Digging Into Self-Supervised Monocular Depth Estimation 논문 리뷰

신희준·2024년 2월 11일

Paper Review

목록 보기

20/30

Paper : Digging Into Self-Supervised Monocular Depth Estimation (Clément Godard, Oisin Mac Aodha, Michael Firman, Gabriel Brostow / ICCV 2019)

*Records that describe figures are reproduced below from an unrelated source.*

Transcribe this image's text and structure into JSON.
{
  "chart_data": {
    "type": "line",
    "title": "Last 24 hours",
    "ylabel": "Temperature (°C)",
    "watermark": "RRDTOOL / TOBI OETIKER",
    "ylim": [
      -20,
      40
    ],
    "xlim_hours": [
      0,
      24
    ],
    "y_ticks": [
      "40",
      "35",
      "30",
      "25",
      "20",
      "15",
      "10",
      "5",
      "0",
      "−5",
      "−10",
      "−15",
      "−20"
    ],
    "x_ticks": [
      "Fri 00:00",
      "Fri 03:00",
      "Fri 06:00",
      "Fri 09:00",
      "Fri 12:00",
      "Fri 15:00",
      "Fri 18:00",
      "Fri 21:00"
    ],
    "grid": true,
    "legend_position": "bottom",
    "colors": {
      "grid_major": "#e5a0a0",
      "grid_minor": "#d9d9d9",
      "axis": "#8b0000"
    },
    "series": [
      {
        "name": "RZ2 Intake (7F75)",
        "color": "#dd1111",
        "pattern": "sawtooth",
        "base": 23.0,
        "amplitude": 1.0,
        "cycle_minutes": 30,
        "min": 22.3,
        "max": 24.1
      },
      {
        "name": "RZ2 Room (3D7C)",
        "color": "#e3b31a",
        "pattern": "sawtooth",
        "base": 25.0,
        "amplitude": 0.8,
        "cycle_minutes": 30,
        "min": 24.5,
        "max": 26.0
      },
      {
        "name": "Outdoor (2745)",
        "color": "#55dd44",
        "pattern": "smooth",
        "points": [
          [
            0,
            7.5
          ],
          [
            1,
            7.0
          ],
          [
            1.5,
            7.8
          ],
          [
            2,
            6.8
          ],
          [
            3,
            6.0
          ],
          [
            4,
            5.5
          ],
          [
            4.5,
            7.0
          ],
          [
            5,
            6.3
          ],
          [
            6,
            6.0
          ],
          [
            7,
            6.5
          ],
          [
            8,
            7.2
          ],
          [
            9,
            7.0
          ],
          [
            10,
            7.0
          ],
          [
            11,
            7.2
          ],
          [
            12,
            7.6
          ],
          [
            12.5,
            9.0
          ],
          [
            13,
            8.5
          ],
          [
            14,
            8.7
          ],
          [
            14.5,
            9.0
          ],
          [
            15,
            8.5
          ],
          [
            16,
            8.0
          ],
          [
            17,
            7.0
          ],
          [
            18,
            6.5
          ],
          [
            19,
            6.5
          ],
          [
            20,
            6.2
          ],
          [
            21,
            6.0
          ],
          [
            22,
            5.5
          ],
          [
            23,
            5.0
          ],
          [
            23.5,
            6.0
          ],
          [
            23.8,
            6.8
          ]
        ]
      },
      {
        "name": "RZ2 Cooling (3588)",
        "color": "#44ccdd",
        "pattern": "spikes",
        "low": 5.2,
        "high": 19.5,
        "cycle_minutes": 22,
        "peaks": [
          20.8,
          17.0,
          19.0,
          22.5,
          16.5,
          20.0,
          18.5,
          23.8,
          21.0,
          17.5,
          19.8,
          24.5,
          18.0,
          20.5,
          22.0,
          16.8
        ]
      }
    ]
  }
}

Monodepth1를 발전시켜 나온 Monodepth2 논문으로, self-supervised 방식으로, 하나의 이미지를 통해 depth estimation을 수행하고, 아주 간단한 모델을 통해 매우 좋은 성능을 보인다.

Highlights

Occlusion을 robust하게 다루기 위한 minimum reprojection loss
Visual artifact를 줄이기 위한 full-resolution multi-scale sampling method
Camera motion 가정을 해치는 training pixel을 무시하기 위한 auto-masking loss

Introduction & Background

Monocular depth estimation의 목표는 single color input image로 부터 dense depth image를 얻어내는 것이다.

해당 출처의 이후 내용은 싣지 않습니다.